Using the same formula as before:
(1 kg)(4.18 J/g°C)(Tf - 0°C) = (1 kg)(4.18 J/g°C)(100°C - Tf)
Simplifying the equation:
4.18 Tf = 418 - 4.18 Tf
8.36 Tf = 418
Tf ≈ 50°C
The final temperature for this combination is approximately 50 degrees Celsius.
In summary:
a. Final temperature ≈ 49.27°C (lower than 50°C)
b. Final temperature ≈ 66.67°C (higher than 50°C)
c. Final temperature ≈ 32.69°C (lower than 50°C)
d. Final temperature ≈ 50°C (equal to 50°C)
To find the final temperature after mixing two substances, you can use the principle of energy conservation which states that the total energy before mixing is equal to the total energy after mixing.
In this case, we can use the formula:
(m1 * c1 * ΔT1) + (m2 * c2 * ΔT2) = 0
where m is the mass, c is the specific heat capacity, and ΔT is the change in temperature.
Let's analyze each combination:
a. 1 kilogram of ice at 0 degrees C and 1 kilogram of steam at 100 degrees C.
For ice to reach 50 degrees C, it needs to absorb heat. The mass of ice is 1 kg, and its specific heat capacity is 2.09 J/g°C. Assuming the steam condenses completely to water, the mass of steam would be 1 kg, and its specific heat capacity is 4.18 J/g°C.
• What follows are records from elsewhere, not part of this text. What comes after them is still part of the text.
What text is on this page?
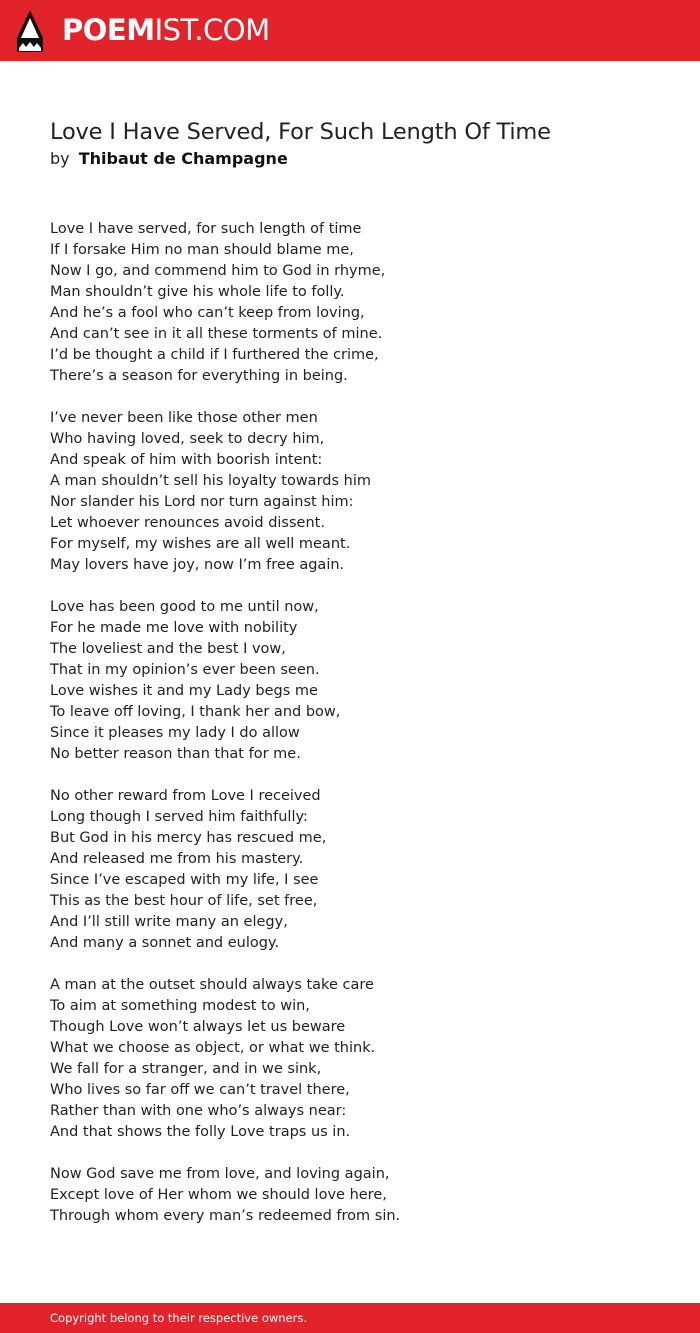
POEMIST.COM
Love I Have Served, For Such Length Of Time
by Thibaut de Champagne
Love I have served, for such length of time
If I forsake Him no man should blame me,
Now I go, and commend him to God in rhyme,
Man shouldn’t give his whole life to folly.
And he’s a fool who can’t keep from loving,
And can’t see in it all these torments of mine.
I’d be thought a child if I furthered the crime,
There’s a season for everything in being.
I’ve never been like those other men
Who having loved, seek to decry him,
And speak of him with boorish intent:
A man shouldn’t sell his loyalty towards him
Nor slander his Lord nor turn against him:
Let whoever renounces avoid dissent.
For myself, my wishes are all well meant.
May lovers have joy, now I’m free again.
Love has been good to me until now,
For he made me love with nobility
The loveliest and the best I vow,
That in my opinion’s ever been seen.
Love wishes it and my Lady begs me
To leave off loving, I thank her and bow,
Since it pleases my lady I do allow
No better reason than that for me.
No other reward from Love I received
Long though I served him faithfully:
But God in his mercy has rescued me,
And released me from his mastery.
Since I’ve escaped with my life, I see
This as the best hour of life, set free,
And I’ll still write many an elegy,
And many a sonnet and eulogy.
A man at the outset should always take care
To aim at something modest to win,
Though Love won’t always let us beware
What we choose as object, or what we think.
We fall for a stranger, and in we sink,
Who lives so far off we can’t travel there,
Rather than with one who’s always near:
And that shows the folly Love traps us in.
Now God save me from love, and loving again,
Except love of Her whom we should love here,
Through whom every man’s redeemed from sin.
Copyright belong to their respective owners.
Using the formula, we get:
(1 kg * 2.09 J/g°C * ΔT1) + (1 kg * 4.18 J/g°C * (-50°C - 100°C)) = 0
Solving this equation gives us ΔT1 = 107.3°C. This means the final temperature is 107.3 degrees Celsius.
b. 1 kilogram of ice at 0 degrees C and 1 kilogram of water at 100 degrees C.
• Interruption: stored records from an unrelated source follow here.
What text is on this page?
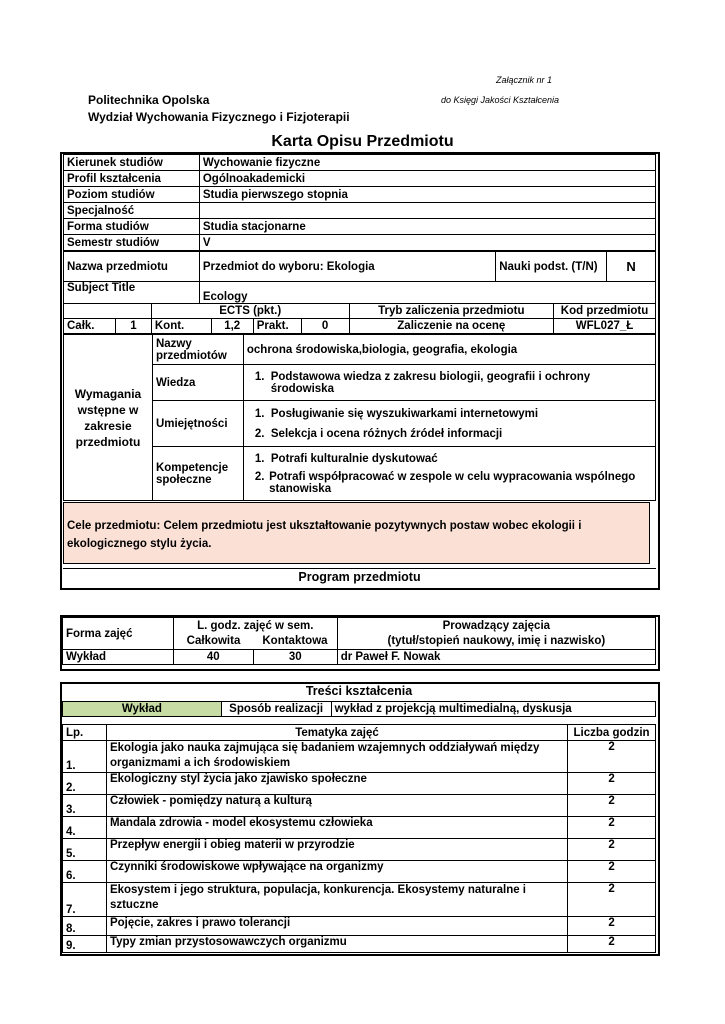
Załącznik nr 1
Politechnika Opolska	do Księgi Jakości Kształcenia
Wydział Wychowania Fizycznego i Fizjoterapii
Karta Opisu Przedmiotu
Kierunek studiów	Wychowanie fizyczne
Profil kształcenia	Ogólnoakademicki
Poziom studiów	Studia pierwszego stopnia
Specjalność	
Forma studiów	Studia stacjonarne
Semestr studiów	V
Nazwa przedmiotu	Przedmiot do wyboru: Ekologia	Nauki podst. (T/N)	N
Subject Title	Ecology		
		ECTS (pkt.)				Tryb zaliczenia przedmiotu	Kod przedmiotu
Całk.	1	Kont.	1,2	Prakt.	0	Zaliczenie na ocenę	WFL027_Ł
Wymagania wstępne w zakresie przedmiotu	Nazwy przedmiotów	ochrona środowiska,biologia, geografia, ekologia
	Wiedza	1. Podstawowa wiedza z zakresu biologii, geografii i ochrony środowiska

	Umiejętności	1. Posługiwanie się wyszukiwarkami internetowymi
2. Selekcja i ocena różnych źródeł informacji

	Kompetencje społeczne	1. Potrafi kulturalnie dyskutować
2. Potrafi współpracować w zespole w celu wypracowania wspólnego stanowiska
Cele przedmiotu: Celem przedmiotu jest ukształtowanie pozytywnych postaw wobec ekologii i ekologicznego stylu życia.
Program przedmiotu
Forma zajęć	L. godz. zajęć w sem.		Prowadzący zajęcia
	Całkowita	Kontaktowa	(tytuł/stopień naukowy, imię i nazwisko)
Wykład	40	30	dr Paweł F. Nowak
Treści kształcenia
Wykład	Sposób realizacji	wykład z projekcją multimedialną, dyskusja
Lp.	Tematyka zajęć	Liczba godzin
1.	Ekologia jako nauka zajmująca się badaniem wzajemnych oddziaływań między organizmami a ich środowiskiem	2
2.	Ekologiczny styl życia jako zjawisko społeczne	2
3.	Człowiek - pomiędzy naturą a kulturą	2
4.	Mandala zdrowia - model ekosystemu człowieka	2
5.	Przepływ energii i obieg materii w przyrodzie	2
6.	Czynniki środowiskowe wpływające na organizmy	2
7.	Ekosystem i jego struktura, populacja, konkurencja. Ekosystemy naturalne i sztuczne	2
8.	Pojęcie, zakres i prawo tolerancji	2
9.	Typy zmian przystosowawczych organizmu	2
For ice to reach 50 degrees C, it needs to absorb heat. The mass of ice is 1 kg, and its specific heat capacity is 2.09 J/g°C. The mass of water is 1 kg, and its specific heat capacity is 4.18 J/g°C.
Using the formula, we get:
(1 kg * 2.09 J/g°C * ΔT1) + (1 kg * 4.18 J/g°C * ΔT2) = 0
Solving this equation gives us ΔT1 = ΔT2 = 0. This means the final temperature is 0 degrees Celsius.
c. 1 kilogram of water at 0 degrees C and 1 kilogram of steam at 100 degrees C.
For water to reach 50 degrees C, it needs to absorb heat. The mass of water is 1 kg, and its specific heat capacity is 4.18 J/g°C. Assuming the steam condenses completely to water, the mass of steam would be 1 kg, and its specific heat capacity is 4.18 J/g°C.
Using the formula, we get:
(1 kg * 4.18 J/g°C * ΔT1) + (1 kg * 4.18 J/g°C * (-50°C - 100°C)) = 0
Solving this equation gives us ΔT1 = 62.1°C. This means the final temperature is 62.1 degrees Celsius.
d. 1 kilogram of water at 0 degrees C and 1 kilogram of water at 100 degrees C.
For both waters to reach 50 degrees C, heat needs to be transferred from the hot water to the cold water. The mass of each water is 1 kg, and their specific heat capacity is 4.18 J/g°C.
Using the formula, we get:
(1 kg * 4.18 J/g°C * ΔT1) + (1 kg * 4.18 J/g°C * ΔT2) = 0
Solving this equation gives us ΔT1 = ΔT2 = -25°C. This means the final temperature is -25 degrees Celsius.
To summarize:
a. The final temperature is 107.3 degrees Celsius.
b. The final temperature is 0 degrees Celsius.
c. The final temperature is 62.1 degrees Celsius.
d. The final temperature is -25 degrees Celsius.